Besides training, each volunteer will be supplied with 'free accommodation' while they work on the trail. In other words, on-site tents or home-stays will be provided for all team members. Volunteers are asked to cover only their own transportation to and from each site, as well sleeping bags, gloves, and other personal items. The GBTA is presently raising funds to see if it can provide free food for all volunteers as well. In addition---- for international team members----the Great Baikal Trail Association will try and provide assistance in securing Russian visas.
At least one project will be operating at any one time during the period between mid-May and late September of 2006. The specific timelines for each project will vary, lasting from 14 to 20 days (which includes training days). The specific schedule of projects and locations will be announced in early 2006, and posted on this web-site at that time.

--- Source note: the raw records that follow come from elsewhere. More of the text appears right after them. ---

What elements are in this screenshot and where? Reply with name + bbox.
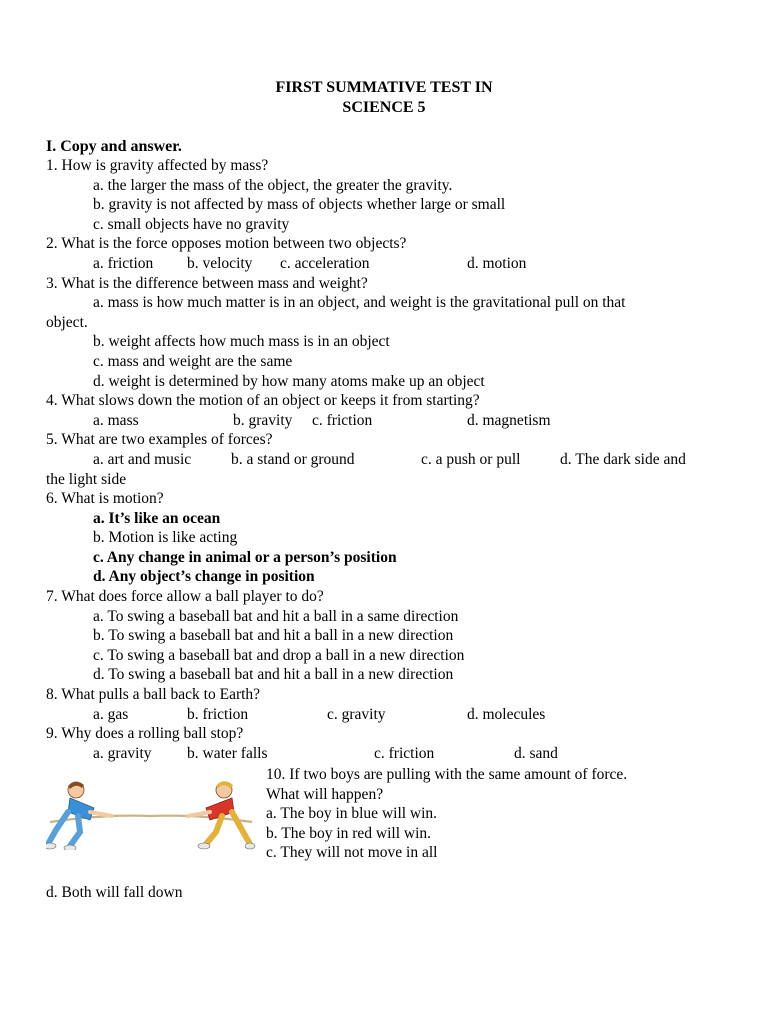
q2-option-c: c. acceleration	[280, 254, 370, 272]
question-9: 9. Why does a rolling ball stop?	[46, 725, 244, 743]
q9-option-d: d. sand	[514, 744, 558, 762]
q6-option-b: b. Motion is like acting	[93, 529, 238, 547]
q1-option-c: c. small objects have no gravity	[93, 215, 290, 233]
question-10-cont: What will happen?	[266, 785, 384, 803]
question-6: 6. What is motion?	[46, 490, 164, 508]
questions	[46, 156, 726, 763]
q6-option-a: a. It’s like an ocean	[93, 509, 221, 527]
q10-option-a: a. The boy in blue will win.	[266, 805, 438, 823]
q2-option-a: a. friction	[93, 254, 154, 272]
q7-option-a: a. To swing a baseball bat and hit a ball in a same direction	[93, 607, 459, 625]
q8-option-d: d. molecules	[467, 705, 546, 723]
q7-option-d: d. To swing a baseball bat and hit a ball in a new direction	[93, 666, 454, 684]
q3-option-d: d. weight is determined by how many atoms make up an object	[93, 372, 485, 390]
q8-option-a: a. gas	[93, 705, 129, 723]
q3-option-b: b. weight affects how much mass is in an object	[93, 333, 390, 351]
question-5: 5. What are two examples of forces?	[46, 431, 273, 449]
question-3: 3. What is the difference between mass and weight?	[46, 274, 368, 292]
question-8: 8. What pulls a ball back to Earth?	[46, 686, 261, 704]
section-heading: I. Copy and answer.	[46, 138, 182, 155]
q8-option-b: b. friction	[187, 705, 249, 723]
q9-options	[46, 744, 726, 764]
question-10: 10. If two boys are pulling with the same amount of force.	[266, 766, 628, 783]
q5-options	[46, 450, 726, 470]
q10-option-b: b. The boy in red will win.	[266, 824, 432, 842]
q2-options	[46, 254, 726, 274]
q8-option-c: c. gravity	[327, 705, 386, 723]
question-2: 2. What is the force opposes motion between two objects?	[46, 235, 407, 253]
q6-option-c: c. Any change in animal or a person’s position	[93, 548, 397, 566]
q5-option-d-cont: the light side	[46, 470, 127, 488]
tug-of-war-illustration	[46, 778, 256, 850]
q7-option-c: c. To swing a baseball bat and drop a ball in a new direction	[93, 646, 465, 664]
q2-option-d: d. motion	[467, 254, 527, 272]
q4-option-d: d. magnetism	[467, 411, 551, 429]
q7-option-b: b. To swing a baseball bat and hit a ball in a new direction	[93, 627, 454, 645]
q5-option-c: c. a push or pull	[421, 450, 521, 468]
boy-in-red	[188, 781, 255, 849]
q2-option-b: b. velocity	[187, 254, 253, 272]
q4-option-a: a. mass	[93, 411, 139, 429]
q8-options	[46, 705, 726, 725]
q3-option-a: a. mass is how much matter is in an object, and weight is the gravitational pull on that	[93, 294, 626, 312]
q1-option-a: a. the larger the mass of the object, the greater the gravity.	[93, 176, 453, 194]
q9-option-b: b. water falls	[187, 744, 268, 762]
q5-option-d: d. The dark side and	[560, 450, 686, 468]
q6-option-d: d. Any object’s change in position	[93, 568, 315, 586]
q5-option-b: b. a stand or ground	[231, 450, 355, 468]
q10-option-c: c. They will not move in all	[266, 844, 438, 862]
title-line-1: FIRST SUMMATIVE TEST IN	[275, 79, 493, 96]
q3-option-a-cont: object.	[46, 313, 88, 331]
q9-option-a: a. gravity	[93, 744, 152, 762]
q1-option-b: b. gravity is not affected by mass of objects whether large or small	[93, 196, 506, 214]
q9-option-c: c. friction	[374, 744, 435, 762]
question-10-block	[266, 765, 627, 863]
title-line-2: SCIENCE 5	[342, 99, 426, 116]
q10-option-d: d. Both will fall down	[46, 884, 183, 901]
q4-option-c: c. friction	[312, 411, 373, 429]
q4-option-b: b. gravity	[233, 411, 293, 429]
q5-option-a: a. art and music	[93, 450, 192, 468]
q4-options	[46, 411, 726, 431]
boy-in-blue	[46, 782, 112, 850]
question-7: 7. What does force allow a ball player to do?	[46, 588, 324, 606]
q3-option-c: c. mass and weight are the same	[93, 352, 293, 370]
question-1: 1. How is gravity affected by mass?	[46, 157, 269, 174]
question-4: 4. What slows down the motion of an object or keeps it from starting?	[46, 392, 480, 410]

As an example of possible locations, in past summers the project sites covered:
__A three mile stretch running from the visitor center at the Baikalski Nature Reserve (which is located on the southern shores of the lake), uphill to a picturesque waterfall in the heart of the reserve
__Some 4.5 miles of shoreline trail east of the town of Baikalsk. This trail is already having significant and positive impact, in that it is demonstrating to locals that hiking and other tourist activities are both economically AND environmentally more profitable than the controversial pulp and paper mill that has been operating in this town for decades.
__A 3.5 mile stretch of trail to the south of Bolshoye Goloustnoye, within Pribaikalski National Park. This is in an area where the Park has been feeling pressure to open up to large-scale resort and hotel developments----even though this would be in violation of the newly enacted Baikal Law.
__Two five- mile projects that involved replanting, restoration, and the ultimate protection of fragile stretches of trail along the far northern reaches of Baikal. This area has been battered very badly ever since the level of the lake was raised some 1.5 meters when a hydroelectric dam was built near Baikal in the 1960s.
__Two eight-mile stretches of trail within Zabaikalski National Park, one section having been built along the shores of the picturesque Chivyrkui Bay, and the other leading down from the foot of the magnificent Barguzin Mountain Range, south into the wooden Siberian town of Ust-Barguzin .
At each of these sites, volunteer teams of some 15-20 people spent much of their time out in nature, i.e., creating the trail itself, and building the bridges and making other improvements as needed. Next year, as was the case last summer, there will be one break of several days somewhere in the middle of each project, to let everyone relax and enjoy the lake. Ideally, each team will be made up of some 7-10 Russian volunteers and an equal number of international participants.
In addition, each site will be designed and built with the consultation of many Russian as well as international trail building experts, as provided by the local parks and by the GBTA and its Earth Corps partners. These experts will work in tandem with a specially trained project leader, who will be in employ of either the Great Baikal Trail Association or of the national park or nature reserve where the work is to be done. This team of leaders will ensure that the maximum benefits will accrue to the local people, with a minimum impact on the environment.